The tanguera who wrote the above words is not that kind of woman.  On the contrary, she is wonderful.  She melts her right hand into my left like few women I have known.  She gives herself fully to my embrace. The last time I danced with her she even apologized and said she hadn't been able to dance much because of a tragedy in her life, and she said she could feel my improvement.  Yet, evidently the female teacher so impressed her that she started to believe the myth macho of tango:  "Me Tarzan; you Jane.  I talk; you listen."  It is not Organic Tango, which is a sharing of the dance "conversation's" success not a burden on one role. (See a definition at http://www.organictangosf.info/organic.htm and my own at  http://tango-beat.blogspot.com/2010/05/organic-tango-inspired-by-women.html.)
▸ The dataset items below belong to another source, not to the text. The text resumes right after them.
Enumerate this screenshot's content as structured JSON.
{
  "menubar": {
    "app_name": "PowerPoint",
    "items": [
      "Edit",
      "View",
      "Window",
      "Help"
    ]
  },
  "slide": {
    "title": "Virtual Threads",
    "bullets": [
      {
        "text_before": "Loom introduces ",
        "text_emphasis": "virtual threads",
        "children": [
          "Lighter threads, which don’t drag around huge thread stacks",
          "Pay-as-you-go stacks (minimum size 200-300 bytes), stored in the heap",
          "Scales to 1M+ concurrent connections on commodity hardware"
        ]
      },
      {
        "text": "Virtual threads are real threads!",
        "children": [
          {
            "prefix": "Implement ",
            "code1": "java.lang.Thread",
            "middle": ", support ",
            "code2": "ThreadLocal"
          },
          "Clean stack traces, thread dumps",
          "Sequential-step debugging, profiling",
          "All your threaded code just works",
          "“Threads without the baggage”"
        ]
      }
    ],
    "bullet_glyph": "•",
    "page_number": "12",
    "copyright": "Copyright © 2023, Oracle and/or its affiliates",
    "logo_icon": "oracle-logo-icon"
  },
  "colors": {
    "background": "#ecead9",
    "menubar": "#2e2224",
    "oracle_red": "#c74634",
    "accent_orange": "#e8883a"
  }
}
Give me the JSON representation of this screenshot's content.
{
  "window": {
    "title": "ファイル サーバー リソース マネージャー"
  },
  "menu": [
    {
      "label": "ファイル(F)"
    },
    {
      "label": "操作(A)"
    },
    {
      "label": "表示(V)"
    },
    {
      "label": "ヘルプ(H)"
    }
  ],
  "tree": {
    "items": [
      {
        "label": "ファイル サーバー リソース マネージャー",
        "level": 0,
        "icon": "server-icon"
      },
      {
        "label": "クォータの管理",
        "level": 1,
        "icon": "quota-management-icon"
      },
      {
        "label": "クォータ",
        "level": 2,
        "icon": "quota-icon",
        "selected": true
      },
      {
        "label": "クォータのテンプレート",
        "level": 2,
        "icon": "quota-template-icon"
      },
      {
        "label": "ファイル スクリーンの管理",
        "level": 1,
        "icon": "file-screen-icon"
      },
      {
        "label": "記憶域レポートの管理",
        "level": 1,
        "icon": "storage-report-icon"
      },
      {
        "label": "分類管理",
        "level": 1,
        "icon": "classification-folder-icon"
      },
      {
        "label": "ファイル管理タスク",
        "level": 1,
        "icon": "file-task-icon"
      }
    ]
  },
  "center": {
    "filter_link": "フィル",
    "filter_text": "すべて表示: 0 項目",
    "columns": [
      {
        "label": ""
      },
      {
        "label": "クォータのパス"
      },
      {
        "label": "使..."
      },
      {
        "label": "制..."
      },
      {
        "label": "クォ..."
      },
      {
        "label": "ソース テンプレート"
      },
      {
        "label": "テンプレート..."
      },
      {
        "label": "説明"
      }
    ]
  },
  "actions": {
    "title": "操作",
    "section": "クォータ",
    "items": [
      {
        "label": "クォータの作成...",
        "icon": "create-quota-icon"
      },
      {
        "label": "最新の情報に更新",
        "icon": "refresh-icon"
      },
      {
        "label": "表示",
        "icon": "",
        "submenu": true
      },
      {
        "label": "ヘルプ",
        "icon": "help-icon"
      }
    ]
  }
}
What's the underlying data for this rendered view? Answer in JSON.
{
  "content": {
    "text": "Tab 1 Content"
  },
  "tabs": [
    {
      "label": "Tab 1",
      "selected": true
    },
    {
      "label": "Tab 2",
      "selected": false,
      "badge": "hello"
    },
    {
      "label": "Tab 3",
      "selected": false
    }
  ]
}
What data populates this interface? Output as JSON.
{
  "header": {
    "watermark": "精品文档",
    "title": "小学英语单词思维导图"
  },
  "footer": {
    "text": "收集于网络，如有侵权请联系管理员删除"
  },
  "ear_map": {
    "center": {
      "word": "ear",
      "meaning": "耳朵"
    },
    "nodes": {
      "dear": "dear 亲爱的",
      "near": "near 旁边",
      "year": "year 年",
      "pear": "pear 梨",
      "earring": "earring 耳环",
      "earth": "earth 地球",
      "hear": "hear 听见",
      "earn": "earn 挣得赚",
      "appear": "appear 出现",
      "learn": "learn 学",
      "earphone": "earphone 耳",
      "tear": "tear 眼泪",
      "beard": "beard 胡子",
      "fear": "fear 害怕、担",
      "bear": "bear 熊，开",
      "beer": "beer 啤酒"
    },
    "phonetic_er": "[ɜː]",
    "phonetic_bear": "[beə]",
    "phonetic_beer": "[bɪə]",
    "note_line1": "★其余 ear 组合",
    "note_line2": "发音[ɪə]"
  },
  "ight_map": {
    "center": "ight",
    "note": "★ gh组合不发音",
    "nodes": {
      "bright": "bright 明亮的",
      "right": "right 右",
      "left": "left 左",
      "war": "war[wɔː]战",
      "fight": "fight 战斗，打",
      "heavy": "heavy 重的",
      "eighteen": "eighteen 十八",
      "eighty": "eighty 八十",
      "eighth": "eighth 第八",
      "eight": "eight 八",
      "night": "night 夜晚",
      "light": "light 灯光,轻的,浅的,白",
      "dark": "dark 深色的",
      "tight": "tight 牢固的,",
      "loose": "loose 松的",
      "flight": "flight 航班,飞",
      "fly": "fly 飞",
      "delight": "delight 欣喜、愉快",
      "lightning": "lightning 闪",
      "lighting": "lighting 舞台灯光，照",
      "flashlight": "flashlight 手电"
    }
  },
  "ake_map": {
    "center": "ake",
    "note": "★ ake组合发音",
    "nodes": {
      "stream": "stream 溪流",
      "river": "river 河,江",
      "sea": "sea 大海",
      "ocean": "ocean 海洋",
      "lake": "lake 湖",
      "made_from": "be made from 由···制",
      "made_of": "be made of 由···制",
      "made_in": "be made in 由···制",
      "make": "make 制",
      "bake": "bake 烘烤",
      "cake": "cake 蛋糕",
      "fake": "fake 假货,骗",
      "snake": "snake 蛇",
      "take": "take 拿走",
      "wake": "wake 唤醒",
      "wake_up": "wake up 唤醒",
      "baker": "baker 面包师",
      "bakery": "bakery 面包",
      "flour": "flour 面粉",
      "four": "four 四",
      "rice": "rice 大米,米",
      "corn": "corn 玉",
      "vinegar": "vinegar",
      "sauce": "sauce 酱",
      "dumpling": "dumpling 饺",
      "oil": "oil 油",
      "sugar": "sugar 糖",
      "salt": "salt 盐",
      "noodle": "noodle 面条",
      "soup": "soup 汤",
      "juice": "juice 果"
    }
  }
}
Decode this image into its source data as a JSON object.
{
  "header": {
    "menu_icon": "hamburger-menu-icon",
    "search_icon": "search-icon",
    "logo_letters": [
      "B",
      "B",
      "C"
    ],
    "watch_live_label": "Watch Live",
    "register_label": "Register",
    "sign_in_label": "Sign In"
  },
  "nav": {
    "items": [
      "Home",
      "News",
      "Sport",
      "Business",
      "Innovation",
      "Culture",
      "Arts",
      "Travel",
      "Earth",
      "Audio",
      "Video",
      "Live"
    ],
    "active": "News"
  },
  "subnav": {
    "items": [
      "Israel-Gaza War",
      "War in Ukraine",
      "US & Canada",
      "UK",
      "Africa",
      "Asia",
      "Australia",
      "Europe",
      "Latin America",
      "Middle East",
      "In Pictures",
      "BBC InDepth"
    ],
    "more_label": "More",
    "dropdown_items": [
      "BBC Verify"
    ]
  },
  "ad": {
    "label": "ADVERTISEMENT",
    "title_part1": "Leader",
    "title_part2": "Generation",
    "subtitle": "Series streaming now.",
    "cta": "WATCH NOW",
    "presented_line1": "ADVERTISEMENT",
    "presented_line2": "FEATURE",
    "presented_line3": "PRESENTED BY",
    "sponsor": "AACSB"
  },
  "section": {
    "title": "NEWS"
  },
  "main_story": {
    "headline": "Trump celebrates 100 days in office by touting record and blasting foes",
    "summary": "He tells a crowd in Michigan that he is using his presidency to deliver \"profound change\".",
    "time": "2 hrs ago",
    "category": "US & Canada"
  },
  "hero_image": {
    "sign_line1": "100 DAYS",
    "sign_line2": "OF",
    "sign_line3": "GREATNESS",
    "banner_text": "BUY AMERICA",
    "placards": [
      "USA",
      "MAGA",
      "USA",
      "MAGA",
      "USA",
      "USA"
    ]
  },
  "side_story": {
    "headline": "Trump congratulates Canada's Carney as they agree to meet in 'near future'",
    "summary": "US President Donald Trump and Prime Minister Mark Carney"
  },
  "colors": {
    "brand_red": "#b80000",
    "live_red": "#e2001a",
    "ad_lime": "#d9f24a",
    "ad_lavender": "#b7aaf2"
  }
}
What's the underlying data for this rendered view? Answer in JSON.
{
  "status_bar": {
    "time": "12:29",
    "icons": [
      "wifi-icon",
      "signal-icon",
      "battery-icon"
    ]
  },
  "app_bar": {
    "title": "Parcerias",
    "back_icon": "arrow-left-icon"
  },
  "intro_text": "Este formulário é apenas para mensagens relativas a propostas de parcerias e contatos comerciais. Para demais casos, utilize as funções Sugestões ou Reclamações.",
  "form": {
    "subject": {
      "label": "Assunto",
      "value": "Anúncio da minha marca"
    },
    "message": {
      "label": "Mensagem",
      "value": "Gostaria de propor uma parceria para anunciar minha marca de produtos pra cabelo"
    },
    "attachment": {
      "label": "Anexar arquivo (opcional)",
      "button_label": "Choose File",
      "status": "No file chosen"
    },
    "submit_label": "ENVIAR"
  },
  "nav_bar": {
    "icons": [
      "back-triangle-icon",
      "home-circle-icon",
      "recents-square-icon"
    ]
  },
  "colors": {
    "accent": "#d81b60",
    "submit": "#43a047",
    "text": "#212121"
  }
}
Only the Hard Headed Survive
Tango has a high drop-out rate because of the feeling of an onus both on women and men.  They leave and never come back.  In salsa that is not true at all.  It is better for me when there are more leaders.  At the last milonga I danced with nearly every women.  I sat out two tandas.  There are simply not enough leaders.  Is it the onus they feel?   The woman has a hard task -- just as hard to learn as the man's part.  But why the blaming when things go "wrong"?  Even these "wrong" moments have created things like volcadas. 


Taking the Onus Seriously
Lately, all of the classes I have been going to are full of men trying to get better.  Where are all the women?  A tanguera explained:  "Well, I don't know why, but many women get to a certain level, and then they enjoy a free ride with the good male dancers."  Another onus?   At least in my town, men are doing their best to learn their role.



Gentlemen:  If you are blaming your partner, putting the onus her to get your lead, you needn't say anything.  Ladies:  If he is entirely to blame for why his lead was not clear, you need not say anything.  Your partner can feel it in your embrace.